|It’s easy to sympathize with the animal rights movement. It really is. When you own a cat or a dog, it’s hard to not think of that furry critter as a member of your family, and harder to not become disgusted by some of the grotesque medical experiments that are performed on animals. The pro-life movement is all about saving innocent lives from the perversions of science, so what’s wrong with giving money to both Campaign Life Coalition and the Animal Liberation Front?
Well plenty, as a matter of fact. The salient fact that pro-lifers and social conservatives need to understand is that the animal rights movement is largely anti-Christian, anti-human, and tolerates a violent fringe within itself.
If that sounds harsh, consider the words of Princeton University Professor Peter Singer, considered by many to be the “godfather” of animal rights. The author of AnimalLiberation addressed the Animal Rights 2002 conference in McLean, Va. this past summer and blasted mainstream Christianity as “a problem for the animal movement.” Judeo-Christian teachings claim that humans are made in the image of God, humans have souls but animals don’t, and that God gave mankind dominion over the animal world. “All three taken together do have a very negative influence on the way in which we think about animals,” said the self-described atheist.
Singer defends his worldview on the basis that animals are sentient beings and should be treated as such, yet he doesn’t place much value on human life. The man who claims he would be reluctant to kill a colony of termites feasting upon the foundation of his house also believes parents should have the right to kill a newborn baby if the child is disabled. “If you have a being that is not sentient, that is not even aware, then the killing of that being is not something that is wrong in and of itself,” said Singer. “I think that a chimpanzee certainly has greater self-awareness than a newborn baby – (and) there are some circumstances, for example, where the newborn baby is severely disabled and where the parents think that it’s better that the child should not live, when killing the newborn baby is not at all wrong – not like killing the chimpanzee would be.

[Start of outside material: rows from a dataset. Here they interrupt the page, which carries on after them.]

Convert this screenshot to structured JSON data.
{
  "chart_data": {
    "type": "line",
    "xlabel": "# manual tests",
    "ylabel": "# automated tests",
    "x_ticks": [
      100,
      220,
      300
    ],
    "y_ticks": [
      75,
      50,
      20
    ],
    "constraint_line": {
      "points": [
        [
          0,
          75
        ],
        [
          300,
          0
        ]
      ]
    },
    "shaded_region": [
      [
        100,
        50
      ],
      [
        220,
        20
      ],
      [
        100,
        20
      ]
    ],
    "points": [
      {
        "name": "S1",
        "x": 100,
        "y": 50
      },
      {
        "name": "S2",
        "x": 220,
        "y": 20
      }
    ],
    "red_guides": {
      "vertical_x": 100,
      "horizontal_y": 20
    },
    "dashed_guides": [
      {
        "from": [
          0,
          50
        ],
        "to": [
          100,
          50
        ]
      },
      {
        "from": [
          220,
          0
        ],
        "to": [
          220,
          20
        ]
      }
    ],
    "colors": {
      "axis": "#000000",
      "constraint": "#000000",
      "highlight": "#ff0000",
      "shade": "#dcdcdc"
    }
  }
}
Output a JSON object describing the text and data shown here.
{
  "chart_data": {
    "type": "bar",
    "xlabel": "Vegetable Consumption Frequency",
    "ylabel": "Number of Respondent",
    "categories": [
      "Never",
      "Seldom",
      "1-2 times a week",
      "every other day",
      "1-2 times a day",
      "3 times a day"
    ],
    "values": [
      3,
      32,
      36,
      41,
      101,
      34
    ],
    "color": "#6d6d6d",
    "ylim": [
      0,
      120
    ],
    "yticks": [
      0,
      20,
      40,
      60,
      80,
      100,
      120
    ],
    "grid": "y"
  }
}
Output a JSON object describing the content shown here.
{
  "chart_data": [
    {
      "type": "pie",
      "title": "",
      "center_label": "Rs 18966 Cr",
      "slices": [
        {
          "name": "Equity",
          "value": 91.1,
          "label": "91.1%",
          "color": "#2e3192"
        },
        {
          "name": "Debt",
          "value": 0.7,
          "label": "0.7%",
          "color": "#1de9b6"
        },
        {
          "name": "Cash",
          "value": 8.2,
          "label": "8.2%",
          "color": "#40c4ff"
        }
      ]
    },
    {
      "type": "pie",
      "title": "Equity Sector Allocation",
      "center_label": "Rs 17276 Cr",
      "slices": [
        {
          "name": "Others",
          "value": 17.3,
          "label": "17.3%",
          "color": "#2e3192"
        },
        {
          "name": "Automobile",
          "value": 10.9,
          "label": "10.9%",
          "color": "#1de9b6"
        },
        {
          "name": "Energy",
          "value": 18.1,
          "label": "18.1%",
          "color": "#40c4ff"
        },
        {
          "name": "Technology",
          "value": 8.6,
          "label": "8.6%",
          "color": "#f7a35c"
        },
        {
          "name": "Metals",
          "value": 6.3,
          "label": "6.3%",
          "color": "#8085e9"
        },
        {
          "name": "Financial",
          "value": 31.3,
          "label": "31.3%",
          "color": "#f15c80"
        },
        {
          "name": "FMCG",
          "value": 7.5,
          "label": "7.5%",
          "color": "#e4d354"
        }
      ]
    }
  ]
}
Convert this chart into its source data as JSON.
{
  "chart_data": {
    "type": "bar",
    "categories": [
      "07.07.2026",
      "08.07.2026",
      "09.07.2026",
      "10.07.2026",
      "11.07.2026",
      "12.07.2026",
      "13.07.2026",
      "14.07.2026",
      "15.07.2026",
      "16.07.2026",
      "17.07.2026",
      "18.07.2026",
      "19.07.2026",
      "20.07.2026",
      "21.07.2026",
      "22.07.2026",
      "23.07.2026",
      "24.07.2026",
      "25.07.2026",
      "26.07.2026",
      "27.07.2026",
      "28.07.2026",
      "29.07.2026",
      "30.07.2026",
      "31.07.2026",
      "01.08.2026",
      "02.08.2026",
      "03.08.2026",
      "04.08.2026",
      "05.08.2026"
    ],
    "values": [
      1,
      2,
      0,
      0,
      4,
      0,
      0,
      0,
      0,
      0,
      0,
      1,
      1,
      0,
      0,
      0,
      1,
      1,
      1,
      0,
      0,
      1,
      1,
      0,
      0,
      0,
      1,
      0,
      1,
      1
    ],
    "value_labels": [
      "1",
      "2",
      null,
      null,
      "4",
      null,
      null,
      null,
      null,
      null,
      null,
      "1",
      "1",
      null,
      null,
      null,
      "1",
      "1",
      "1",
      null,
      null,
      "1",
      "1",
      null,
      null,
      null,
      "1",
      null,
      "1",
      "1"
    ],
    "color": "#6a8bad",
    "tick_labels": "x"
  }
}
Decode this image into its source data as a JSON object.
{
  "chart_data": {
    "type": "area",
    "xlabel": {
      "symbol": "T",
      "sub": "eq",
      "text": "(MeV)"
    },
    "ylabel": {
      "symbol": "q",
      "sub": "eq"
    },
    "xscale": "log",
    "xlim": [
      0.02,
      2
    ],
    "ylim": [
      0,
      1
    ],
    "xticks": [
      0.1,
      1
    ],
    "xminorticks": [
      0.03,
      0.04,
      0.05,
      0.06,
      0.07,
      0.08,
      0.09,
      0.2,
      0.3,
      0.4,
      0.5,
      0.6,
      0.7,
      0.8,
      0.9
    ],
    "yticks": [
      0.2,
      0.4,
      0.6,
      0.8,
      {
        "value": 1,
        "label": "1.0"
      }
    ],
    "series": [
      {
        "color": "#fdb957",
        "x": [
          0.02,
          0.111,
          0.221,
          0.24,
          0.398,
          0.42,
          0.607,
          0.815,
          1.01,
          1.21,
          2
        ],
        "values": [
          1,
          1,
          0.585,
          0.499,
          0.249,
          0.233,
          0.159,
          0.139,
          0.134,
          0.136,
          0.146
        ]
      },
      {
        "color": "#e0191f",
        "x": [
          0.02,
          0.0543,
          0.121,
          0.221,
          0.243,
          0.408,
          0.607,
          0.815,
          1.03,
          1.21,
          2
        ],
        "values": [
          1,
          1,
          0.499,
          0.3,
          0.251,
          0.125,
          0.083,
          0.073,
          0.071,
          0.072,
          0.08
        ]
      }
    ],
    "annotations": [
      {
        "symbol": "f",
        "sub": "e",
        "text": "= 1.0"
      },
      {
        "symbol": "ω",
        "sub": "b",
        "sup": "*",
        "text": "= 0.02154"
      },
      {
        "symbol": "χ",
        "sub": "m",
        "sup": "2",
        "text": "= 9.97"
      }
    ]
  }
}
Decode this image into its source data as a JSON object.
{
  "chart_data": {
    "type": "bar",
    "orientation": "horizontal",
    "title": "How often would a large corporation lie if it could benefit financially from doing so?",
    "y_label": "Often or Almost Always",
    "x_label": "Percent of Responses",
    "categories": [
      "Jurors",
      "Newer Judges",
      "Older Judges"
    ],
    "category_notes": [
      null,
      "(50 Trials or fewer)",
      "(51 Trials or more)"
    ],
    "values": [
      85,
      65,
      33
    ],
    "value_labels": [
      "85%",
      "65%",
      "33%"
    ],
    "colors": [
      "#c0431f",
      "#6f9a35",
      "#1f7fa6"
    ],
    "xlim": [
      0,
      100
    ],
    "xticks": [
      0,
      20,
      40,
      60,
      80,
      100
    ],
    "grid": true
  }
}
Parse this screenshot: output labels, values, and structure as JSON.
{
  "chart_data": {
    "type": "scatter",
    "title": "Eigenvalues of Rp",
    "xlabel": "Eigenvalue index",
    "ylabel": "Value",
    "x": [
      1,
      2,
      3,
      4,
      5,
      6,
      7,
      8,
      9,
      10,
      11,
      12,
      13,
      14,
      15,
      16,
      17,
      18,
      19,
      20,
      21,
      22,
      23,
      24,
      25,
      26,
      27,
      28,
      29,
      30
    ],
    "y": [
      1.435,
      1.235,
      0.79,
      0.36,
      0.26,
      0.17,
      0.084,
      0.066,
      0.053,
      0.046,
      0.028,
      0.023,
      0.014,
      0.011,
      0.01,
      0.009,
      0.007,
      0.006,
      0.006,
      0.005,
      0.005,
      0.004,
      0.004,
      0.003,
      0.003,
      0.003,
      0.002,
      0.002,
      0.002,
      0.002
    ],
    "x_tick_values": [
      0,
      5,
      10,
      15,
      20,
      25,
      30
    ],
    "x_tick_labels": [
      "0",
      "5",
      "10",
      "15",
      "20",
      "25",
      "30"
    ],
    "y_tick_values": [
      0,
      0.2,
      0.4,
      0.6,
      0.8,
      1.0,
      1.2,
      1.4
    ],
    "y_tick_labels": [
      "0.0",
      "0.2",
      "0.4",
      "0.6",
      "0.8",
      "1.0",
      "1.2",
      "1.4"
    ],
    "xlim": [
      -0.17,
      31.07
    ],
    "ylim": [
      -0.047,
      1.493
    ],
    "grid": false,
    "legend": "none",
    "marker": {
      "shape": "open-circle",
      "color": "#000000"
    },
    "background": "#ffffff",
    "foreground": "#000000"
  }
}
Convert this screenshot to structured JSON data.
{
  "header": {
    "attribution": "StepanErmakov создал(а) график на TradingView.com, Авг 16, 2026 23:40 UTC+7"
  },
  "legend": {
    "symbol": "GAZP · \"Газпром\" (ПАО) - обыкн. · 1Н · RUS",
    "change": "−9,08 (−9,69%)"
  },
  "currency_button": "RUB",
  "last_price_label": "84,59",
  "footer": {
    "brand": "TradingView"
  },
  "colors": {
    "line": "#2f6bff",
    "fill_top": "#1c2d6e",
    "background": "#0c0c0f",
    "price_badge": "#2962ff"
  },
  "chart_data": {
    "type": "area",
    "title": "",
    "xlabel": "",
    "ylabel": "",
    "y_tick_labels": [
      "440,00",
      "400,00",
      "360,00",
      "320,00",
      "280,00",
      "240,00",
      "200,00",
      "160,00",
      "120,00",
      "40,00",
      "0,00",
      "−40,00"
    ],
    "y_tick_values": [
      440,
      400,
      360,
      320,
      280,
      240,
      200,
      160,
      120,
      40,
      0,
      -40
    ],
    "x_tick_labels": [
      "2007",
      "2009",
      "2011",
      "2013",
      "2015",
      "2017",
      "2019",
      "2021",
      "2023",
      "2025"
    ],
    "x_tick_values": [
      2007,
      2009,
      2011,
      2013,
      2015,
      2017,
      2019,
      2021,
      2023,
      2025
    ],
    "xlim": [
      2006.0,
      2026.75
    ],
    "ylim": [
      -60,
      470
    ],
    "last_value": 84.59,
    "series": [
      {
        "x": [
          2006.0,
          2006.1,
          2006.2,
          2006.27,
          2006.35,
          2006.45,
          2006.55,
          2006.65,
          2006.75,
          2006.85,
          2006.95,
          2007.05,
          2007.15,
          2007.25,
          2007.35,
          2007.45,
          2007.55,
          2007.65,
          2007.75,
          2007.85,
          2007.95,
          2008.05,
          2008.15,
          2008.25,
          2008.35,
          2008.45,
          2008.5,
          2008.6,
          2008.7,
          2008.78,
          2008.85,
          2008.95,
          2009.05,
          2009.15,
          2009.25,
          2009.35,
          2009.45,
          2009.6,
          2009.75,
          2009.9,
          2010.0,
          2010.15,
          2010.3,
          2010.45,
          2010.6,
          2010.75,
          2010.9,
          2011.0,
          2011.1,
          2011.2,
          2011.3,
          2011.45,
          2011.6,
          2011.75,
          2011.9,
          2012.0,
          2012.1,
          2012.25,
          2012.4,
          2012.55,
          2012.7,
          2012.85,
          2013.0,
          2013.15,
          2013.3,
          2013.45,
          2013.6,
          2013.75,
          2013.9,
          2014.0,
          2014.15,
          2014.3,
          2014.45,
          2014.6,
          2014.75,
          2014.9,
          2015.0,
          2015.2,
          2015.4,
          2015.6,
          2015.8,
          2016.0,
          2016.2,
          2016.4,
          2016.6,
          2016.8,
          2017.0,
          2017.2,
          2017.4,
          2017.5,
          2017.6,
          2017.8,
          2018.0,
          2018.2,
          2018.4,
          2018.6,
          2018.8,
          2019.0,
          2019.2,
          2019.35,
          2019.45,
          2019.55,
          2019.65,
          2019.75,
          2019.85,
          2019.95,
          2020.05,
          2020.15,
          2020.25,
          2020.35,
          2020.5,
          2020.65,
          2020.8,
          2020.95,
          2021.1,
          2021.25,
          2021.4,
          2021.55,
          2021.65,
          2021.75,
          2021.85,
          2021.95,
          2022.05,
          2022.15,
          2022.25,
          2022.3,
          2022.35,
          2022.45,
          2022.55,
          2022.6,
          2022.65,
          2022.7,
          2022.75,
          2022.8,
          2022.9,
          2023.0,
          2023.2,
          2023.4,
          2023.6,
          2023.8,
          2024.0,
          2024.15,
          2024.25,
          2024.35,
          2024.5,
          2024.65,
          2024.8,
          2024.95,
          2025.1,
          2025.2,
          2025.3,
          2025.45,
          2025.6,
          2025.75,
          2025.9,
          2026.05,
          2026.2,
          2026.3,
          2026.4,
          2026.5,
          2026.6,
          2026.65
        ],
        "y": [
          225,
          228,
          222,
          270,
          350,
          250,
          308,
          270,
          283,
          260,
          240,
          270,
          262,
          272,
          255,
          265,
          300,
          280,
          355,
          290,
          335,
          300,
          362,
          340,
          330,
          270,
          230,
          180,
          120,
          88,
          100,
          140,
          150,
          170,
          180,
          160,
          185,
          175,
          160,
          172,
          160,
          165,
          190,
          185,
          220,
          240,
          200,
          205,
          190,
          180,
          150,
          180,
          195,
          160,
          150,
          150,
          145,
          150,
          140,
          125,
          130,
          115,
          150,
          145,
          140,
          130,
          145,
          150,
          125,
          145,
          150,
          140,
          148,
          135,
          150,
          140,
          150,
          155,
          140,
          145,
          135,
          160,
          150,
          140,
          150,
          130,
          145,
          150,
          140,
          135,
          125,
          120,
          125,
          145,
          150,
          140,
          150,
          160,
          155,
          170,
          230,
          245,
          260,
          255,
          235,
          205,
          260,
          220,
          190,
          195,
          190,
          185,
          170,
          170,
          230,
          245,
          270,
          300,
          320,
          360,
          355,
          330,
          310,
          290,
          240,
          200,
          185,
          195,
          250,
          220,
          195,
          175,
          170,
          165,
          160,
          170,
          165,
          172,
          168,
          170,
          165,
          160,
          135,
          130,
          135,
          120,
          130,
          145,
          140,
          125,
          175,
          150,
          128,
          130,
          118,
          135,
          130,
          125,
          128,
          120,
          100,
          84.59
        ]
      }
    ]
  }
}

Maybe it’s not wrong at all.”
Think about that for a minute. Even most pro-abortion advocates acknowledge that killing a newborn baby isn’t a “choice,” but an act of cold-blooded murder.
Equally bizarre is Singer’s argument that humans and non-humans can engage in “mutually satisfying” sexual relations as long as they are consensual. When asked how animals could consent to inter-species sex, Singer answered: “Your dog can show you when he or she wants to go for a walk and equally for non-violent sexual contact. Your dog, or whatever else it is, can show you whether he or she wants to engage in a certain kind of contact.”
Say what? You know our universities are in trouble when professors start to acquire new ideas from Tom Green movies.
For all of his eccentricities, Singer at least doesn’t support violence in defence of animal rights, but some groups, such as the Animal Liberation Front, the Environmental Liberation Front, and Stop Huntingdon Animal Cruelty have resorted to death threats, harassment, fire bombings, and physical assaults to get their message out. “The evidence is indisputable that they’re turning more and more to violence,” said Mark Potok, editor of the Southern Poverty Law Centre’s Intelligence Report to the Christian Science Monitor recently. “When you start burning buildings, it just seems to me obvious that, at some point, some night watchman is going to get burned up.”
Unfortunately, even “respectable” groups within the movement have shown a disturbing tolerance for these violent lunatics.
The U.S. tax-exempt status of People for the Ethical Treatment of Animals, better known as PETA, is currently being challenged because it paid $1,500 to the ELF. The Southern Poverty Law Centre further adds that PETA shelled out $7,500 to a woman named Fran Trutt, who was convicted of attempting to murder a medical executive.
Look, there’s nothing wrong with loving your cat (although not in the “mutually satisfying” way Singer talked about), or with wanting to prevent cruelty to animals, but the issue isn’t nearly as black and white as the PETA crowd would like us to think. Thanks in part to some of the methods used in so-called factory farming, the world can more than feed itself, meaning poor Canadians don’t have to go without meat or necessary proteins. Thanks to animal-testing procedures, there’s no chance the mascara your daughter is wearing will blind her if it accidentally gets in her eyes.
It’s not pro-life to value the lives of lab rats and termites more than a disabled newborn baby. It’s just sick and demented.
Eli Schuster is a frequent contributor to The Interim. Formerly a staff writer for Report newsmagazine, his commentary has appeared recently in the Ottawa Citizen, Calgary Herald and Vancouver Sun.